Nvidia may have announced the RTX Spark, but the first true Nvidia CPU for the PC is coming in 2028

So Nvidia has announced the RTX Spark chip, its first CPU—or should that be APU—for the PC. Except the chip is basically a rebadge of the GB10 superchip in the DGX Spark desktop AI box that it launched in October last year. And it uses pretty ancient CPU cores licensed from Arm. So when might we see a true Nvidia CPU in the PC?

Actually, Nvidia answered that question in its Computex keynote. CEO Jensen Huang revealed a roadmap for RTX Spark stretching a further two generations and out to 2030. And here’s the really important bit: Nvidia plans to launch an RTX Spark using Nvidia’s Vera CPU in 2028.

As Nvidia has already announced, Vera is the company’s first CPU with cores designed in-house. The CPU in the first generation RTX Spark has Nvidia’s Grace chiplet, which was designed in a collaboration with Mediatek and has CPU cores licensed from ARM.

What’s more, those CPU cores aren’t even Arm’s latest designs. Grace has two different Arm cores, one is a generation old, the other two generations old. But Vera is Nvidia’s first in-house CPU design using its new Olympus cores and when Nvidia initially announced it as a processor for AI servers, we hoped and wondered if those Olympus cores would ever come to the PC.
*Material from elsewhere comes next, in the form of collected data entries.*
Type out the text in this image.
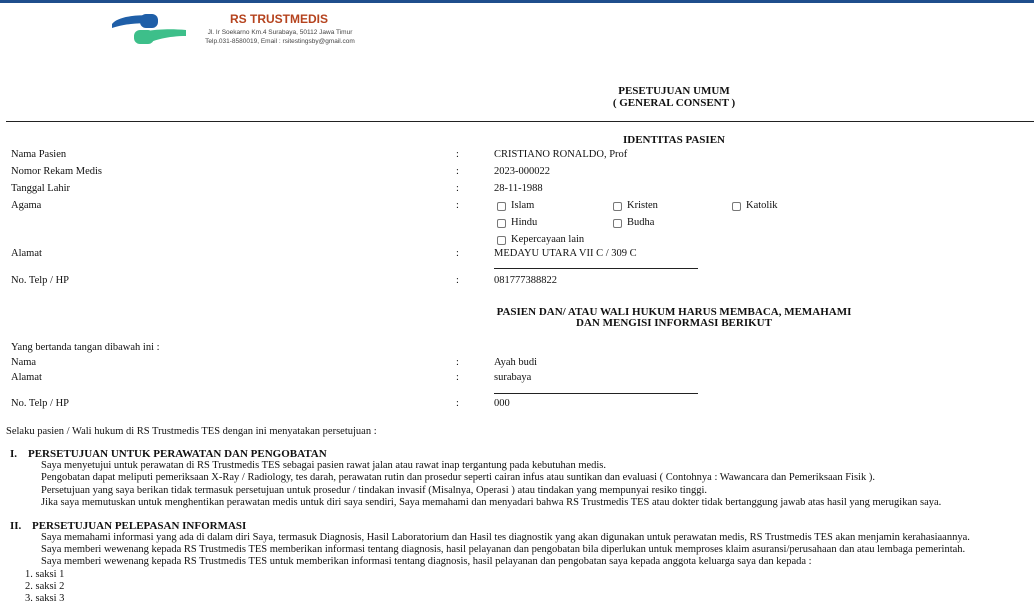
RS TRUSTMEDIS
Jl. Ir Soekarno Km.4 Surabaya, 50112 Jawa Timur
Telp.031-8580019, Email : rsitestingsby@gmail.com
PESETUJUAN UMUM
( GENERAL CONSENT )
IDENTITAS PASIEN
Nama Pasien	:	CRISTIANO RONALDO, Prof
Nomor Rekam Medis	:	2023-000022
Tanggal Lahir	:	28-11-1988
Agama	:	Islam	Kristen	Katolik
Hindu	Budha
Kepercayaan lain
Alamat	:	MEDAYU UTARA VII C / 309 C
No. Telp / HP	:	081777388822
PASIEN DAN/ ATAU WALI HUKUM HARUS MEMBACA, MEMAHAMI
DAN MENGISI INFORMASI BERIKUT
Yang bertanda tangan dibawah ini :
Nama	:	Ayah budi
Alamat	:	surabaya
No. Telp / HP	:	000
Selaku pasien / Wali hukum di RS Trustmedis TES dengan ini menyatakan persetujuan :
I. PERSETUJUAN UNTUK PERAWATAN DAN PENGOBATAN
Saya menyetujui untuk perawatan di RS Trustmedis TES sebagai pasien rawat jalan atau rawat inap tergantung pada kebutuhan medis.
Pengobatan dapat meliputi pemeriksaan X-Ray / Radiology, tes darah, perawatan rutin dan prosedur seperti cairan infus atau suntikan dan evaluasi ( Contohnya : Wawancara dan Pemeriksaan Fisik ).
Persetujuan yang saya berikan tidak termasuk persetujuan untuk prosedur / tindakan invasif (Misalnya, Operasi ) atau tindakan yang mempunyai resiko tinggi.
Jika saya memutuskan untuk menghentikan perawatan medis untuk diri saya sendiri, Saya memahami dan menyadari bahwa RS Trustmedis TES atau dokter tidak bertanggung jawab atas hasil yang merugikan saya.
II. PERSETUJUAN PELEPASAN INFORMASI
Saya memahami informasi yang ada di dalam diri Saya, termasuk Diagnosis, Hasil Laboratorium dan Hasil tes diagnostik yang akan digunakan untuk perawatan medis, RS Trustmedis TES akan menjamin kerahasiaannya.
Saya memberi wewenang kepada RS Trustmedis TES memberikan informasi tentang diagnosis, hasil pelayanan dan pengobatan bila diperlukan untuk memproses klaim asuransi/perusahaan dan atau lembaga pemerintah.
Saya memberi wewenang kepada RS Trustmedis TES untuk memberikan informasi tentang diagnosis, hasil pelayanan dan pengobatan saya kepada anggota keluarga saya dan kepada :
1. saksi 1
2. saksi 2
3. saksi 3
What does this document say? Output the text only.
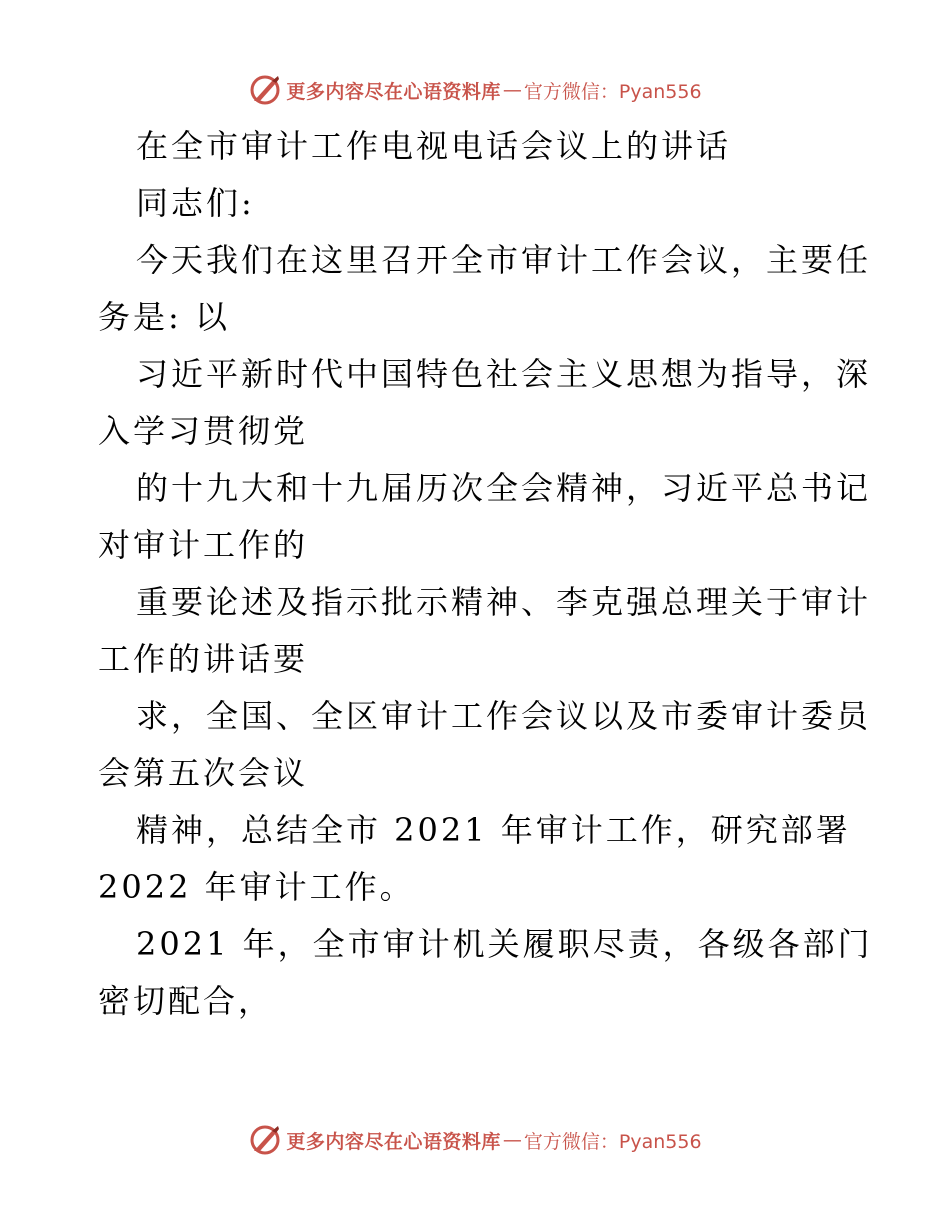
更多内容尽在心语资料库 — 官方微信：Pyan556
在全市审计工作电视电话会议上的讲话
同志们:
今天我们在这里召开全市审计工作会议，主要任
务是: 以
习近平新时代中国特色社会主义思想为指导，深
入学习贯彻党
的十九大和十九届历次全会精神，习近平总书记
对审计工作的
重要论述及指示批示精神、李克强总理关于审计
工作的讲话要
求，全国、全区审计工作会议以及市委审计委员
会第五次会议
精神，总结全市 2021 年审计工作，研究部署
2022 年审计工作。
2021 年，全市审计机关履职尽责，各级各部门
密切配合，
更多内容尽在心语资料库 — 官方微信：Pyan556
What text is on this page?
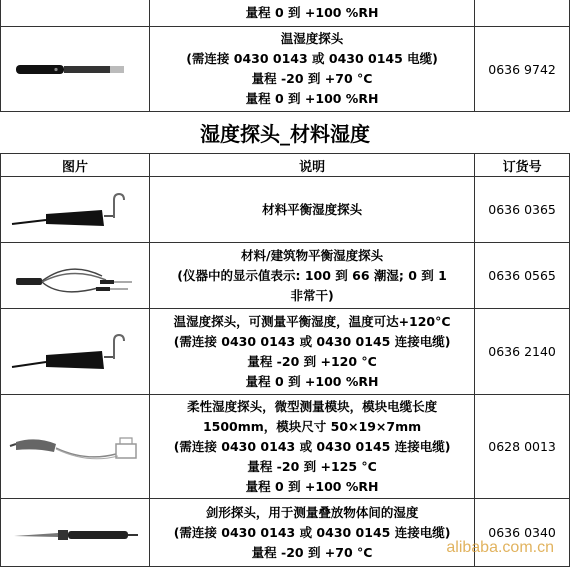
	量程 0 到 +100 %RH	

温湿度探头
(需连接 0430 0143 或 0430 0145 电缆)
量程 -20 到 +70 °C
量程 0 到 +100 %RH	0636 9742
湿度探头_材料湿度
图片	说明	订货号

材料平衡湿度探头	0636 0365

材料/建筑物平衡湿度探头
(仪器中的显示值表示: 100 到 66 潮湿; 0 到 1
非常干)	0636 0565

温湿度探头，可测量平衡湿度，温度可达+120°C
(需连接 0430 0143 或 0430 0145 连接电缆)
量程 -20 到 +120 °C
量程 0 到 +100 %RH	0636 2140

柔性湿度探头，微型测量模块，模块电缆长度
1500mm，模块尺寸 50×19×7mm
(需连接 0430 0143 或 0430 0145 连接电缆)
量程 -20 到 +125 °C
量程 0 到 +100 %RH	0628 0013

剑形探头，用于测量叠放物体间的湿度
(需连接 0430 0143 或 0430 0145 连接电缆)
量程 -20 到 +70 °C	0636 0340
alibaba.com.cn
Well, now we know that they are and even when they’re coming, in 2028. Exactly how good Vera’s Olympus cores are isn’t totally clear. We’ve only just had the first third-party benchmarks, albeit with workloads somewhat dictated by Nvidia.

There it is, Vera Rubin Spark in 2028. (Image credit: Nvidia)

For what it’s worth, in the Computex keynote, Huang said Vera’s single-threaded performance “has to be world class, absolutely the best,” which obviously bodes well. Where things get more complicated is software support.

Nvidia is unsurprisingly making lots of positive noises about game support on RTX Spark. But the problem is that the next-gen Vera CPU in 2028 will inevitably be very different from the Arm-licensed cores in the first-gen RTX Spark’s Grace CPU. So, it’s not clear that any work done for the first Grace-based RTX Spark making game ports or optimising Windows’ Prism emulation layer for x86 applications running on Arm CPUs will automatically benefit the next-gen Vera CPU.

You could argue it’s a little odd that Nvidia is launching the whole RTX Spark thing with the Grace Blackwell generation. In many ways, it would seem to make more sense to wait for the Vera Rubin generation in 2028 with Nvidia’s own CPUs, which will presumably form the basis of future RTX Spark CPUs, including the Rosa Feyman generation which Huang also revealed is due in 2030.

As it is, RTX Spark is launching with some relatively ancient licensed CPU cores which will duly be dropped in favour of Nvidia’s surely far superior cores in 2028. Perhaps all this generation of RTX Spark is supposed to do is get the ball rolling in terms of relationships with hardware vendors for laptops, with Microsoft regarding x86 emulation and with game devs for porting x86 titles.